You never said what size (or capacity) battery you are using. With the electronics load I have (similar to yours) I use a Group 31 dual purpose battery. Gone are the days uf using low capacity Group 27 batteries if you want to survive those loads. Group 31 is typically the largest practical physical size available for boating. As noted, you need to put units you aren't looking at in low-power mode. This can easily cut their power consumption by more than 50%. Wake-up is almost instantaneous for HDS, so there's no aggravation with using this approach to save power. An HDS 12 can draw more power than an aerator pump, BTW.
New batteries are not best simply because they are new. One with insufficient capacity will fail, and replacing it will just get round 2 of the same. For starters, if you are using flooded cell lead acid technology (typical) you need a good hydrometer. This will allow you to insure that your charger is doing what it is supposed to in the first place. Here's an example of a good one:
Battery Hydrometer To use it properly, let the charger run a couple of days. Then, unplug it overnight to let the battery rest at least 12 hours. Measuring the specific gravity after this rest gives the most accurate result. The hydrometer will have a chart of what to expect, or you can look at the detailed battery specs from the manufacturer. If the battery isn't at the proper specific gravity, you have a bad battery or a bad charger.

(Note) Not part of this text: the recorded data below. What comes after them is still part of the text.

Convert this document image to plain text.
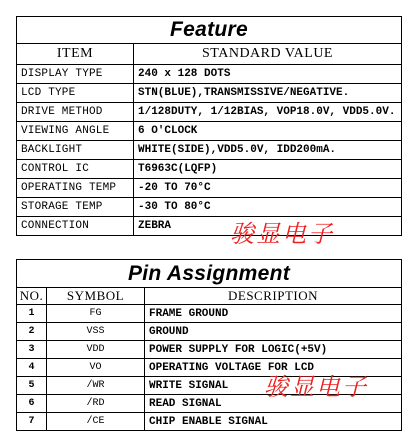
Feature	
ITEM	STANDARD VALUE
DISPLAY TYPE	240 x 128 DOTS
LCD TYPE	STN(BLUE),TRANSMISSIVE/NEGATIVE.
DRIVE METHOD	1/128DUTY, 1/12BIAS, VOP18.0V, VDD5.0V.
VIEWING ANGLE	6 O'CLOCK
BACKLIGHT	WHITE(SIDE),VDD5.0V, IDD200mA.
CONTROL IC	T6963C(LQFP)
OPERATING TEMP	-20 TO 70°C
STORAGE TEMP	-30 TO 80°C
CONNECTION	ZEBRA
Pin Assignment		
NO.	SYMBOL	DESCRIPTION
1	FG	FRAME GROUND
2	VSS	GROUND
3	VDD	POWER SUPPLY FOR LOGIC(+5V)
4	VO	OPERATING VOLTAGE FOR LCD
5	/WR	WRITE SIGNAL
6	/RD	READ SIGNAL
7	/CE	CHIP ENABLE SIGNAL
骏显电子
骏显电子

I know you said you keep the boat garaged with charger running. But, sometimes boats have unrealized loads that contribute to battery drain. Example: Navico radio wired to be energized anytime main +12V is present, even if you aren't listening to anything. I've encountered a number of boats that had things wired and consuming power when the owner was not aware. This can be checked easily using a small current ammeter (a function of most DVM tools) if you have a friend with a bit of electrical knowledge.